Climate costs include both societal and ecological consequences of climate change. The main costs are a result of greenhouse gas emissions from the soil as a result of deforestation, intensive use of fertilizer (artificial fertilizer) and tillage. Looking at climate benefits, the focus here is on forms of sustainable agriculture that keep carbon in the soil, conserve forests or maintain a green cover.
Water costs result from both water pollution and water scarcity. The most significant cost here is filtering nitrate and pesticide contaminants out of drinking water. Water scarcity leads to damage costs and defensive expenditure. Looking at the benefits, sustainable agriculture uses less water and causes less pollution. Due to the fact that agrochemicals are prohibited and that healthy soils have a higher water holding capacity, sustainable farming has a much more positive impact on this vital resource.
Soil costs are costs incurred when soil is lost through wind and water erosion. Poorly managed soils are significantly more prone to this form of erosion. Soil benefits arise where farmers invest in their soils using compost or deep rooting green crops. These methods enhance the soil and make soils less susceptible to erosion. Additionally, healthy soils boost the natural pest and disease resistance of the crops. These benefits have not been taken into account by the FAO yet.
The loss of biodiversity leads to several costs for society.
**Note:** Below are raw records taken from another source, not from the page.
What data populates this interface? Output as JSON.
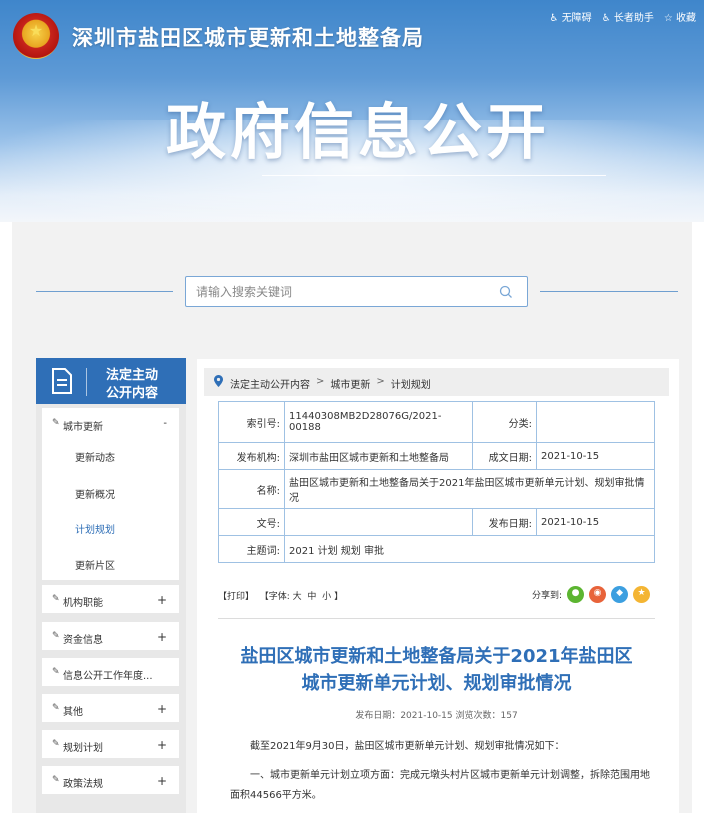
{
  "header": {
    "org_title": "深圳市盐田区城市更新和土地整备局",
    "big_title": "政府信息公开",
    "top_links": [
      {
        "label": "无障碍",
        "icon": "accessibility-icon"
      },
      {
        "label": "长者助手",
        "icon": "elder-icon"
      },
      {
        "label": "收藏",
        "icon": "star-icon"
      }
    ]
  },
  "search": {
    "placeholder": "请输入搜索关键词",
    "value": ""
  },
  "sidebar": {
    "heading_line1": "法定主动",
    "heading_line2": "公开内容",
    "expanded": {
      "label": "城市更新",
      "toggle": "-",
      "items": [
        {
          "label": "更新动态",
          "active": false
        },
        {
          "label": "更新概况",
          "active": false
        },
        {
          "label": "计划规划",
          "active": true
        },
        {
          "label": "更新片区",
          "active": false
        }
      ]
    },
    "menus": [
      {
        "label": "机构职能",
        "toggle": "+"
      },
      {
        "label": "资金信息",
        "toggle": "+"
      },
      {
        "label": "信息公开工作年度...",
        "toggle": ""
      },
      {
        "label": "其他",
        "toggle": "+"
      },
      {
        "label": "规划计划",
        "toggle": "+"
      },
      {
        "label": "政策法规",
        "toggle": "+"
      }
    ]
  },
  "breadcrumb": [
    "法定主动公开内容",
    "城市更新",
    "计划规划"
  ],
  "breadcrumb_sep": ">",
  "meta": {
    "index_label": "索引号:",
    "index_value": "11440308MB2D28076G/2021-00188",
    "category_label": "分类:",
    "category_value": "",
    "publisher_label": "发布机构:",
    "publisher_value": "深圳市盐田区城市更新和土地整备局",
    "created_label": "成文日期:",
    "created_value": "2021-10-15",
    "name_label": "名称:",
    "name_value": "盐田区城市更新和土地整备局关于2021年盐田区城市更新单元计划、规划审批情况",
    "docno_label": "文号:",
    "docno_value": "",
    "published_label": "发布日期:",
    "published_value": "2021-10-15",
    "keywords_label": "主题词:",
    "keywords_value": "2021 计划 规划 审批"
  },
  "tools": {
    "print": "【打印】",
    "font_prefix": "【字体:",
    "font_large": "大",
    "font_medium": "中",
    "font_small": "小",
    "font_suffix": "】",
    "share_label": "分享到:",
    "share_icons": [
      {
        "name": "wechat-icon",
        "color": "#5cb531",
        "glyph": "●"
      },
      {
        "name": "weibo-icon",
        "color": "#e8633a",
        "glyph": "◉"
      },
      {
        "name": "qq-icon",
        "color": "#3c9fe0",
        "glyph": "◆"
      },
      {
        "name": "qzone-icon",
        "color": "#f4b533",
        "glyph": "★"
      }
    ]
  },
  "article": {
    "title_line1": "盐田区城市更新和土地整备局关于2021年盐田区",
    "title_line2": "城市更新单元计划、规划审批情况",
    "publish_meta": "发布日期：2021-10-15   浏览次数：157",
    "para1": "截至2021年9月30日，盐田区城市更新单元计划、规划审批情况如下：",
    "para2": "一、城市更新单元计划立项方面：完成元墩头村片区城市更新单元计划调整，拆除范围用地面积44566平方米。"
  },
  "colors": {
    "accent": "#2f6fb7",
    "table_border": "#9fc1e3",
    "panel_bg": "#f2f2f2"
  }
}
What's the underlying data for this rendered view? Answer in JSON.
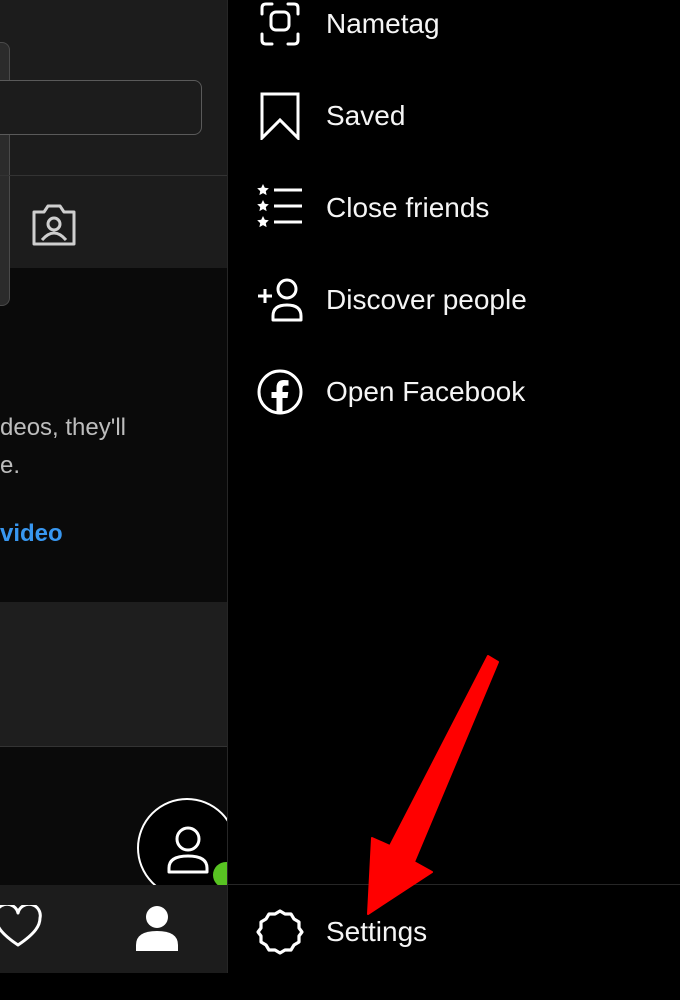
{
  "left_pane": {
    "empty_text_line1": "deos, they'll",
    "empty_text_line2": "e.",
    "share_link": "video"
  },
  "menu": {
    "items": [
      {
        "label": "Nametag",
        "icon": "nametag-icon"
      },
      {
        "label": "Saved",
        "icon": "bookmark-icon"
      },
      {
        "label": "Close friends",
        "icon": "close-friends-icon"
      },
      {
        "label": "Discover people",
        "icon": "add-person-icon"
      },
      {
        "label": "Open Facebook",
        "icon": "facebook-icon"
      }
    ],
    "settings": {
      "label": "Settings",
      "icon": "gear-icon"
    }
  },
  "colors": {
    "background": "#000000",
    "link_blue": "#3897f0",
    "online_green": "#58c322",
    "annotation_red": "#ff0000"
  }
}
Agrochemicals and fertilizer leach causes loss of flora and fauna biodiversity. A major cost is the loss of pollinators who play an indispensable role in the lifecycle of our crops. Loss of biodiversity also leads to increased sensitivity to pests and loss of landscape value. Looking at the benefits, sustainable farming practices can protect biodiversity; on top of the fact that agrochemicals are banned, organic farmers often implement measures such as flower borders, hedges, crop rotation, low-tillage and other techniques that benefit diversity. Unfortunately, the current FAO framework looks only at damage reduction in relation to pesticide and fertilizer use, so positive impacts may be much larger than calculated.
5: Social coherence
Societal costs as a result of non-sustainable farming practices occur when these practices lead to social disruption and the loss of living environment. In the worst case scenario this can lead to regional armed conflicts over land or water. The FAO model calculates the loss of livelihood purely based on land loss. For the cost of conflicts, no modelling is available. Benefits for society occur when sustainable farming practices maintain farmland and the living environment, leading to lower risks of conflict. Unfortunately the influence on the social fabric of capacity building & development (freedom), equal rights and opportunities (justice) and a fair distribution of economic wealth (solidarity) is not taken into account yet. The same goes for landscape quality and beauty.
6: Health costs
Health costs are costs incurred by coming into contact (directly and indirectly) with agrochemicals on the production side. The FAO does not take into account health damage on the consumer side (for example, as a result of pesticide residues). However, the approach developed by EY and Soil & More International for the TCA-FFF pilot does include consumer effects as well. The benefits of healthy food (pro-active health care and disease prevention) are not included in the models.